Scientific classification
- Kingdom: Plantae
- Clade: Tracheophytes
- Clade: Angiosperms
- Clade: Eudicots
- Clade: Asterids
- Order: Asterales
- Family: Asteraceae
- Genus: Ancistrocarphus
- Species: A. keilii
- Binomial name: Ancistrocarphus keilii Morefield

= Ancistrocarphus keilii =

- Genus: Ancistrocarphus
- Species: keilii
- Authority: Morefield

Species of flowering plant

Ancistrocarphus keilii is a rare species of flowering plant known by the common name Santa Ynez groundstar. It is endemic to Santa Barbara County, California, where it is known only from three populations in the Santa Ynez River drainage. There were 180 individuals estimated in existence, until 2023, when a few thousand bloomed. The plant was described to science in 2004.
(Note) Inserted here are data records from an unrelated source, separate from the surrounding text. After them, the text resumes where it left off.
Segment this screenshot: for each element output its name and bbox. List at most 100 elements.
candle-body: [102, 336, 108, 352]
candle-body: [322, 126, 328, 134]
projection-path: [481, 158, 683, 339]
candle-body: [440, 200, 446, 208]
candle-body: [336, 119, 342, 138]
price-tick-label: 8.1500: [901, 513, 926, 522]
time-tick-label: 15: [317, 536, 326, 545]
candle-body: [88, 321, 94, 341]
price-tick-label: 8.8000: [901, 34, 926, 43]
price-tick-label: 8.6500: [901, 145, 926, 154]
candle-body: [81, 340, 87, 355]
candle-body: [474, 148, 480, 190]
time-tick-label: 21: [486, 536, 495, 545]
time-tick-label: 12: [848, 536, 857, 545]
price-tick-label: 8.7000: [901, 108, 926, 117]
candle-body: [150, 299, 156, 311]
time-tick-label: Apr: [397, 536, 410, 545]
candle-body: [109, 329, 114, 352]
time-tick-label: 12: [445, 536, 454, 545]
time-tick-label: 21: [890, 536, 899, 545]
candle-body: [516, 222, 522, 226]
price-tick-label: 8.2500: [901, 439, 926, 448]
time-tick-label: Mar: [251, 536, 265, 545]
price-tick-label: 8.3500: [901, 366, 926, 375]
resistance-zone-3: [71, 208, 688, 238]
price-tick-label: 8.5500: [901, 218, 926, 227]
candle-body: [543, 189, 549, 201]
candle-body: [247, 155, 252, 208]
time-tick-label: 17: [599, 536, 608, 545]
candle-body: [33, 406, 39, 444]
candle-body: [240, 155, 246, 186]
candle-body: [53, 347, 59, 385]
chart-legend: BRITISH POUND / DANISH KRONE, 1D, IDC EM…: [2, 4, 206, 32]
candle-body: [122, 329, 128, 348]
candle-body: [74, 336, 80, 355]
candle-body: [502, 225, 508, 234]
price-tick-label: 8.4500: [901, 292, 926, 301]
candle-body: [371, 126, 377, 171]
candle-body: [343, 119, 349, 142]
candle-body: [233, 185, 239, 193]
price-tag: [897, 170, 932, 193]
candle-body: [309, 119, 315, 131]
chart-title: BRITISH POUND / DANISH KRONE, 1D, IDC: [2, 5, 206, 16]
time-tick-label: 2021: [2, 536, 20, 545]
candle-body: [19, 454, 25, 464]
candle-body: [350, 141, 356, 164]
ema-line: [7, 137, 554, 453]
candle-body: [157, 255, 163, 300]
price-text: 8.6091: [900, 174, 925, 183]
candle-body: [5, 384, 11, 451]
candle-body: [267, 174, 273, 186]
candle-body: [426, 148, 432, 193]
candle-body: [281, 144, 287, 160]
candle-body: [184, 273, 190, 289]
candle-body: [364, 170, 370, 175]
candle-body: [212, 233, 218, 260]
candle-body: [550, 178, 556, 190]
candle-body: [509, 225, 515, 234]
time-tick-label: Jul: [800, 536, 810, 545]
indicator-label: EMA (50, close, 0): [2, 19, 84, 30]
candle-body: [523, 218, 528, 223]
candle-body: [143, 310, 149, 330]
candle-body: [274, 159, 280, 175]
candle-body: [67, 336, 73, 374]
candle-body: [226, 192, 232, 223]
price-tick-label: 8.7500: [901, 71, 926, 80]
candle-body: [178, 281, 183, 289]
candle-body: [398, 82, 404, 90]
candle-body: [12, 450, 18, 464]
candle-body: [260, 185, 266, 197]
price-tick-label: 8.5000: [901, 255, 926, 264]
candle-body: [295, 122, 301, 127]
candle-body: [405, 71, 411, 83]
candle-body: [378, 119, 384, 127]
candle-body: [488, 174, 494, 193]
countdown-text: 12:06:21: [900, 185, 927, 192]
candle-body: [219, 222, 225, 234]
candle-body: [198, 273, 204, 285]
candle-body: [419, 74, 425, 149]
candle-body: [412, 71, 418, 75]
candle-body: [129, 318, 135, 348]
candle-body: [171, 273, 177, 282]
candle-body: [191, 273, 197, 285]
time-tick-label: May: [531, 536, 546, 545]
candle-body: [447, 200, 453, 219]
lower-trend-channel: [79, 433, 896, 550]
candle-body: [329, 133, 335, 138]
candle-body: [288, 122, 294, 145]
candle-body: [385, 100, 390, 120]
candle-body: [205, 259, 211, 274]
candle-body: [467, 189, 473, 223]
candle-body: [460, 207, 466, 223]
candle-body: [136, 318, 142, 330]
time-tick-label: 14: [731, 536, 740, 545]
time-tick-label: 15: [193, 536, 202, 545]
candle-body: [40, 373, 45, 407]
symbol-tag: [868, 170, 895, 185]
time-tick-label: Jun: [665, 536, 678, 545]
Ancistrocarphus keilii grows in sandy soils in chaparral habitat adjacent to oak woodlands. The plant is considered to be vulnerable to extinction because of its rarity, its populations are located in habitat that is likely to be disturbed or developed, and because it apparently has no effective method of biological dispersal. The plant was photographed for the first time (and was collected for the first time for deposit in herbaria) at a protected site on Vandenberg Space Force Base, in cooperation with the staff botanist.

==Description==
This is a petite and easily overlooked annual herb. There is no stem, just a small rosette of spoon-shaped leaves no more than 1 or 2 centimeters long. The leaf blades are borne on petioles with thin, expanded bases that surround the inflorescence. There is one flower head 2 or 3 millimeters long which is hidden amidst the leaf bases. The tiny achene generally germinates directly next to its parent, so that the plants become a carpetlike layer.

The species is named in honor of California botanist David John Keil (1946-).